Washington State, New York and Vermont were among the first states to offer EDLs, and many other states are introducing them including Michigan, Arizona, California and Texas.
If you are a U.S. citizen in one of these states, you can request an EDL, which is voluntary. You need to present additional proof of identity, citizenship and residency and there is usually a fee that varies by state. In New York for example, the license costs $30 more than a normal license or state ID, and is valid for eight years.
EDLs are based on RFID technology. RFID (Radio Frequency IDentification) tags are simple devices that broadcast an ID number using radio waves. Used mostly in manufacturing, shipping and object-related tracking, they have minimal built-in support for security and privacy.
The RFID tag in the EDL broadcasts a number that is uniquely tied to you when it enters a radio field. Border officers use that number to pull up your stored record to confirm it is really you and determine if you should be admitted. No personal information is stored in the RFID chip on the driver's license.

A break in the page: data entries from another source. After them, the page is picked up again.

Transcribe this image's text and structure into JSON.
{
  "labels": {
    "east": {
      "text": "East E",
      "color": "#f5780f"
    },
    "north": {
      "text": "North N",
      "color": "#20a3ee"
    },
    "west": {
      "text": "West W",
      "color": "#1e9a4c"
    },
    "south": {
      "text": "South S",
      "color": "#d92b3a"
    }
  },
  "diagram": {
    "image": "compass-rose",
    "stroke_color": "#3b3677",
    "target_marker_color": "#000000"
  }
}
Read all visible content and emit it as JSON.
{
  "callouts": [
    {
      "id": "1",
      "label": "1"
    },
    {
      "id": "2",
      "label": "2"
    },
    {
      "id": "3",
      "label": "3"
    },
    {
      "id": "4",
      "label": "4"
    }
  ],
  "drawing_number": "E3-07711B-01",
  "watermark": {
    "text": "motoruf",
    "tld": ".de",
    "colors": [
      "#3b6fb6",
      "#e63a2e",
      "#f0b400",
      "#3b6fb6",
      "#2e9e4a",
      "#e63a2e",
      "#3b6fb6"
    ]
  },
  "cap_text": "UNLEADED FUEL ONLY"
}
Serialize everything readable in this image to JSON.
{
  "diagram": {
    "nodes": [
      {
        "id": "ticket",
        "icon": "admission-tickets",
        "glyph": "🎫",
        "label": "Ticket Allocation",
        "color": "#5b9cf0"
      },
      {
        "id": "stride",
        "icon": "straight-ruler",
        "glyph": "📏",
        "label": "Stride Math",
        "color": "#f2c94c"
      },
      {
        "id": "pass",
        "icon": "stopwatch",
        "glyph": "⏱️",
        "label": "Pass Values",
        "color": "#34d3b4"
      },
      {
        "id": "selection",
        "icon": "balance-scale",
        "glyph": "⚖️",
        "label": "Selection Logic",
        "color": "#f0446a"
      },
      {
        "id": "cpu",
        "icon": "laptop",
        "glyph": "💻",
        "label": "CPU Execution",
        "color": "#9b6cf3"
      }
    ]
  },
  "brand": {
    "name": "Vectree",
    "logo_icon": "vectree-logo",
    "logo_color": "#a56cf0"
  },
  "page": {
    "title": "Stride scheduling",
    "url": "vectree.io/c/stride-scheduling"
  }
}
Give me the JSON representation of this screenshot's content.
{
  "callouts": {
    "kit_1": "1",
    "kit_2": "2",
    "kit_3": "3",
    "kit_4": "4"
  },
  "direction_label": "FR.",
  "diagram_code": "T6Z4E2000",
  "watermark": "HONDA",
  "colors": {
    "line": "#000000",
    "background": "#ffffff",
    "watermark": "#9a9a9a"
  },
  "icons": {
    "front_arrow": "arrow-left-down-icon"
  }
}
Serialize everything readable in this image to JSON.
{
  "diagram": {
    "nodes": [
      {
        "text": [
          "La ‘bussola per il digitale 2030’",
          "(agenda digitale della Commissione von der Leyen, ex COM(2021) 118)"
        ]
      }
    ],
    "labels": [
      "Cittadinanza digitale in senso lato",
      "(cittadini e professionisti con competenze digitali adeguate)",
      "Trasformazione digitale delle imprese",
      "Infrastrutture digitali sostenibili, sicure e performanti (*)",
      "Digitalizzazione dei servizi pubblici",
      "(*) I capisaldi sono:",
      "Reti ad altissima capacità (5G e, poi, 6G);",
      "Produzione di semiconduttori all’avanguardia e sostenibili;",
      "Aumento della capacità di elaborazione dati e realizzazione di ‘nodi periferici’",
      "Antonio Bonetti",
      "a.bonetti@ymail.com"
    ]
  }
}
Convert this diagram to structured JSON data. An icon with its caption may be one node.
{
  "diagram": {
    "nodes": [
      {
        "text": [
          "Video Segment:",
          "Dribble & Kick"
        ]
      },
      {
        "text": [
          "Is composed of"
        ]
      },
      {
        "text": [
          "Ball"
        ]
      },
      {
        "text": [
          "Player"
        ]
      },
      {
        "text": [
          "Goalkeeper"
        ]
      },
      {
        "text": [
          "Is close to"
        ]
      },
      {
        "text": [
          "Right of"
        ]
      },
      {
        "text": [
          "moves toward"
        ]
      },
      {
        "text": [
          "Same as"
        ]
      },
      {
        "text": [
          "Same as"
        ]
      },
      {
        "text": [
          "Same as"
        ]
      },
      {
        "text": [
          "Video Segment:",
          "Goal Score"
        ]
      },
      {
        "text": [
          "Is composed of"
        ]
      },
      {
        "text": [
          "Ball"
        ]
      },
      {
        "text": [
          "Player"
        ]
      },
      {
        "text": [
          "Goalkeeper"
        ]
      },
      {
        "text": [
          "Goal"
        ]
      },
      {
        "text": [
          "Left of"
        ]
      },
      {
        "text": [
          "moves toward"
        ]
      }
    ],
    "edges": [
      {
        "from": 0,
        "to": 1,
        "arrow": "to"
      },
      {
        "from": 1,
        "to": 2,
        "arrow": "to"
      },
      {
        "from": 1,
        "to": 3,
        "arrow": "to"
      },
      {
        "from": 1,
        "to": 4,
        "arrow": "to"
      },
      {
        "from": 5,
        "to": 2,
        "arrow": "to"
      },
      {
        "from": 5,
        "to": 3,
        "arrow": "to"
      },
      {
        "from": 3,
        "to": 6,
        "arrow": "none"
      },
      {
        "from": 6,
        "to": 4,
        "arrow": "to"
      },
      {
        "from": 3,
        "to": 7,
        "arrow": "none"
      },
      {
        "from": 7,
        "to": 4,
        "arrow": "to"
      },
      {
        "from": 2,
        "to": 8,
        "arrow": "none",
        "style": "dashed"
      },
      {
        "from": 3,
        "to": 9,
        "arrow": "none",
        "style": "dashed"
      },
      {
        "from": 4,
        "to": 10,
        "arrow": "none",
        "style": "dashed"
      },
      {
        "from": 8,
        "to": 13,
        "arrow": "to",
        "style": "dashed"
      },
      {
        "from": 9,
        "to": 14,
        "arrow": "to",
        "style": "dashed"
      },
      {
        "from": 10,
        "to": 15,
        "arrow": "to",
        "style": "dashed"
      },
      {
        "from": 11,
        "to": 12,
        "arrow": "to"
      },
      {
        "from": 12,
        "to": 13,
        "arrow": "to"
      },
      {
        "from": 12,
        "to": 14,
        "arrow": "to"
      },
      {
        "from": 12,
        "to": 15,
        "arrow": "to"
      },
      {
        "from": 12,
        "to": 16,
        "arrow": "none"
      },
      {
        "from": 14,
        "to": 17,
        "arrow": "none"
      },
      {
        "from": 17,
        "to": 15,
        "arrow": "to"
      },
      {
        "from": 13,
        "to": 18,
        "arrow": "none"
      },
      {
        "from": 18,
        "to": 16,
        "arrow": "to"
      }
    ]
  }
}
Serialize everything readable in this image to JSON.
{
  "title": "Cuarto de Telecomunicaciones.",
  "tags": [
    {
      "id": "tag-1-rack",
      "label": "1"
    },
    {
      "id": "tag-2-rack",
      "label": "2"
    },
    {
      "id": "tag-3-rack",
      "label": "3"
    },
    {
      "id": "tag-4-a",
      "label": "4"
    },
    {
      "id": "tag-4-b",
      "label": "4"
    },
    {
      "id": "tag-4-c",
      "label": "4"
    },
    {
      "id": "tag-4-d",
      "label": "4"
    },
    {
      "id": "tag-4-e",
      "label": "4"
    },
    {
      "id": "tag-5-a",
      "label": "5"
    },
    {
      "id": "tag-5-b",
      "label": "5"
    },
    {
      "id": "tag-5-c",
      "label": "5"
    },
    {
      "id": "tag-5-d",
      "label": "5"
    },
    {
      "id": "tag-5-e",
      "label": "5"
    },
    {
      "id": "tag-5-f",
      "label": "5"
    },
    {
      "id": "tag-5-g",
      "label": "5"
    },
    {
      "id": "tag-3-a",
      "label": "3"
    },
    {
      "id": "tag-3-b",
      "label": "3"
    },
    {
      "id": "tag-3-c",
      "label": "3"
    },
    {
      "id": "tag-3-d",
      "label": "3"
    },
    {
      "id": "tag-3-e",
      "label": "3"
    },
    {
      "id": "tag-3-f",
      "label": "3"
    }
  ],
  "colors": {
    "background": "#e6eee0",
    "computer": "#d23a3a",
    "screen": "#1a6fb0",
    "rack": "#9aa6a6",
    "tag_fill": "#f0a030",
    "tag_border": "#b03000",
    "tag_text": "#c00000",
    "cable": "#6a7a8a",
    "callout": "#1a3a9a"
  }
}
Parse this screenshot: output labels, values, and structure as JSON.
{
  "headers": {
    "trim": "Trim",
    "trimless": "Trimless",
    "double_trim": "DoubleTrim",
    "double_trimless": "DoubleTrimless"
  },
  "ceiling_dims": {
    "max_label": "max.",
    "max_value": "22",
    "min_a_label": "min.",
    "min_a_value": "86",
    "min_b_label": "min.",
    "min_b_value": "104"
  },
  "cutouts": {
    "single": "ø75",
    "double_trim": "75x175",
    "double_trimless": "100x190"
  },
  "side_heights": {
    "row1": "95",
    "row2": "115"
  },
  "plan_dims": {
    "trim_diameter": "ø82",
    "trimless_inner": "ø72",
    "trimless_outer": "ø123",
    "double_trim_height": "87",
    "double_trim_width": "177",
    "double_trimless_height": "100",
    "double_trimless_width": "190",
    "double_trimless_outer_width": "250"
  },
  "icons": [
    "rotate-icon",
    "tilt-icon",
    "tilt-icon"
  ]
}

This is different from the U.S. electronic passport, which is based on secure contactless smart card technology, small but sophisticated computers that are far more advanced and secure than RFID tags. For example, contactless smart cards can contain special digital keys used to prove the authenticity of the passport and protect access to its stored information. In addition, it can scramble, or encrypt, data it sends to readers.
RFID-based EDLs do not have any of these strong privacy and security protection features.